Steve Wilson. On music.

Tuesday, February 8, 2011

Zola Jesus - Valusia


Zola Jesus - Valusia (Sacred Bones)


Nika Rosa Danilova haunts me. Maybe it's some lingering thing for Goth chicks. Hell, I'm as big a schlub for cultivated mystery, ethereal images, and soft focus photography as the next guy. But it has to be something else. Something more.

Oh, it's the voice. It has to be - because the lyrics, while they serve the melodies, and Danilova's angst and alienation, are unremarkable. The instrumental settings are affecting, but not extraordinary. Yeah, got to be the voice. The twenty-one year old Danilova (Zola Jesus the band includes others’ instrumental contributions, but its definitely Danilova’s show) is reputedly classical trained. Maybe so, she certainly has a powerful set of pipes and shows some range on Valusia (her latest recording, a 19-minute extended play). But she’s certainly shed the baggage that typically comes with such experience. Sure, her phrasing can be stentorian, and her tone chilly. But Danilova unmistakably gives in to the pop subtexts of the material and lets the ragged emotional edges emerge when the moment’s right.

And while everyone is quick to acknowledge influences like Siouxsie and Kate Bush, my hunch is that she’s also absorbed a little Bruce Springsteen and Christina Aguilera. Oh, get over it. It always kills me how reviewers try to cite inspirations that will impress one another, rather than actually telling it straight. Besides, I like Springsteen (even Christina ... some). Shoot me.

Valusia’s point of entry “Poor Animal” is about the shocks natural to the human animal; I’m pretty sure. While the electro-synth sounds suggest Eighties electro-pop, I can also hear something in Danilova’s phrasing that makes me think she’d do a bang-up job interpreting the Replacement’s “Can’t Hardly Wait.”

On “Tower” Danilova asserts that she’s “not alone in the tower,” yet the emotional release in the performance comes with the line “and it feels like I’m the only one” (onomatopoetically, it’s a cappella). But Goth-pop poetics needn’t be rationally consistent. Nope, not at all.

On the cryptically entitled “Sea Talk,” Danilova’s alto sheds the cold electro-chanteuse business and goes husky. The arc of the melody evokes the timeless teenage heartache of Dolores “La La” Brooks, immortalized with such Phil Spector produced hits as “Da Doo Ron Ron” and  “Then He Kissed Me” singing lead (along with Darlene Love) in the Crystals. Danilova pleads “I can’t afford you," and you get the feeling that it ain’t money she’s singing about. The rhythm is somewhere between Teutonic march and dance music. You can almost Madonna sounding like this if her voice was more prepossessing and her phrasing more elegant. Okay, it’s a stretch.

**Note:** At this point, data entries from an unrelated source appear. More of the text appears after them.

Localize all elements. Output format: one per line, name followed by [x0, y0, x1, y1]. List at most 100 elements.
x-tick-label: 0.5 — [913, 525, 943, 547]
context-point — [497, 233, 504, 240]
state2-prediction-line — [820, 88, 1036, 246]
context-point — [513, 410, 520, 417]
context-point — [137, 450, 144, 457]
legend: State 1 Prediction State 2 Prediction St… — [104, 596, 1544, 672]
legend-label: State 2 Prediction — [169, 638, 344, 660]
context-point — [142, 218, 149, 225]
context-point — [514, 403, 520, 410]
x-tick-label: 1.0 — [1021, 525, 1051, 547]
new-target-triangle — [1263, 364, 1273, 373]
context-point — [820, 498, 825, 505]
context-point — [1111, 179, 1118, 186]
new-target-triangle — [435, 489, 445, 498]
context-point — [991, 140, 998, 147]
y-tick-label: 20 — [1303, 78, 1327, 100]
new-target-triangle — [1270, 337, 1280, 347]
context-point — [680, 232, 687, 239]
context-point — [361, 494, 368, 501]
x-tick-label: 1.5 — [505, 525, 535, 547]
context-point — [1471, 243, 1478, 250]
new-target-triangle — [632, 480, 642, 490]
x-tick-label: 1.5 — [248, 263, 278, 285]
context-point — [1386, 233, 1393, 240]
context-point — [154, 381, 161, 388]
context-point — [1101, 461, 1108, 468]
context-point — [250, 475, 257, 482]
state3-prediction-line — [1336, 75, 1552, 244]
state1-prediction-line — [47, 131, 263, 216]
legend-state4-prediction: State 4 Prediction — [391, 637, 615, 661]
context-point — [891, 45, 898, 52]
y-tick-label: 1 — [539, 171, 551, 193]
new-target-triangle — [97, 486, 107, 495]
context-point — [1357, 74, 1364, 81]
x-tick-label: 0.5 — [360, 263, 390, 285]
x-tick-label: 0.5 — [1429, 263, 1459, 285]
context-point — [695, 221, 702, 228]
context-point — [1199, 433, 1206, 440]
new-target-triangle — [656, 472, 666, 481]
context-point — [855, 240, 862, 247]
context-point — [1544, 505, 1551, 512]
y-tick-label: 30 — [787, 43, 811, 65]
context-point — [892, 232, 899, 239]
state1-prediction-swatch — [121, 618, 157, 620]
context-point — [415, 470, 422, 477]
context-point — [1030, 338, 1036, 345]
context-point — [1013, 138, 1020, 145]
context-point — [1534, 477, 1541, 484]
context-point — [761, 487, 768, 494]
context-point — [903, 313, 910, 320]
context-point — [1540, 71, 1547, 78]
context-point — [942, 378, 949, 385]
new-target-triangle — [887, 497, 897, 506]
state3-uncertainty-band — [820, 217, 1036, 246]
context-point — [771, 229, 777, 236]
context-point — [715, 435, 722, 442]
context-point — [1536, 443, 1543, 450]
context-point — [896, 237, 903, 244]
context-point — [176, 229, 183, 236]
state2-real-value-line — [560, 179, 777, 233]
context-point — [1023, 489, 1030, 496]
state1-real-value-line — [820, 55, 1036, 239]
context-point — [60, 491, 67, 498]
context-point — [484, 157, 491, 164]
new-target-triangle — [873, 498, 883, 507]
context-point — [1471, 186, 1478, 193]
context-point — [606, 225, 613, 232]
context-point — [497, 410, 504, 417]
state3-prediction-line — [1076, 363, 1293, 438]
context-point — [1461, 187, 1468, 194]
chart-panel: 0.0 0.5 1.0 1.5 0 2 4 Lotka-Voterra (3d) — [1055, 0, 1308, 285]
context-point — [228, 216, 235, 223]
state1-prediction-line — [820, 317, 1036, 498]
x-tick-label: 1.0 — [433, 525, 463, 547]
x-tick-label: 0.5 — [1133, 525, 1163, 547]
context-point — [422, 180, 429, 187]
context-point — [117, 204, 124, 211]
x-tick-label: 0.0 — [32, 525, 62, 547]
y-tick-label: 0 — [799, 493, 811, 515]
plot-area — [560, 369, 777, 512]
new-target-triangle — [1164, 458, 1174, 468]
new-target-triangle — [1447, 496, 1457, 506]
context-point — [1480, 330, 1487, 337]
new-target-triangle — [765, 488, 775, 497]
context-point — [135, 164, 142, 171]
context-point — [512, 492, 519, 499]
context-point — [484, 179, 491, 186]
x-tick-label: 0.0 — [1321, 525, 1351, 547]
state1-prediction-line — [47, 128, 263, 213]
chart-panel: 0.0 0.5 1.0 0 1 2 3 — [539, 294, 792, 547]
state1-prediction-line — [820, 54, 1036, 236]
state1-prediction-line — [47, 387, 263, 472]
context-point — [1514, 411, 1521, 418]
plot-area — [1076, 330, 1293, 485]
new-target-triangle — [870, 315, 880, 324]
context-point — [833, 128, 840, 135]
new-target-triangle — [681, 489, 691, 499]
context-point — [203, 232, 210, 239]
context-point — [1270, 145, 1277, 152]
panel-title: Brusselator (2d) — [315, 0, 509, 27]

Valusia closes with the throbbing piano ballad “Lightsick.” When Danilova sings the words “starry end” there’s something in that emotional space – both sensual and chaste – that suggests Laura Nyro, especially the lyric resemblance to Nyro’s “Stony End.” As Danilova ponders what happens “when the lights go out on us” I flash on the Stones’ “Gimme Shelter” and wonder if love’s just a kiss away or something foreboding awaits in the dark. Like much of Valusia, there's something both thrilling and chilling about it.

Producer Chris Coady keeps things simple and spacious, spotlighting Danilova’s extraordinary voice. The only performance other than hers that draws attention is Christiana Key’s violin playing on “Poor Animal’s” stirring coda.

I’m only marginally familiar with Danilova’s work prior to Valusia. I may have to get better acquainted with it. Or maybe not. Somehow, Valusia feels like the perfect introduction to Zola Jesus and the haunting, beautiful voice of Nika Rosa Danilova.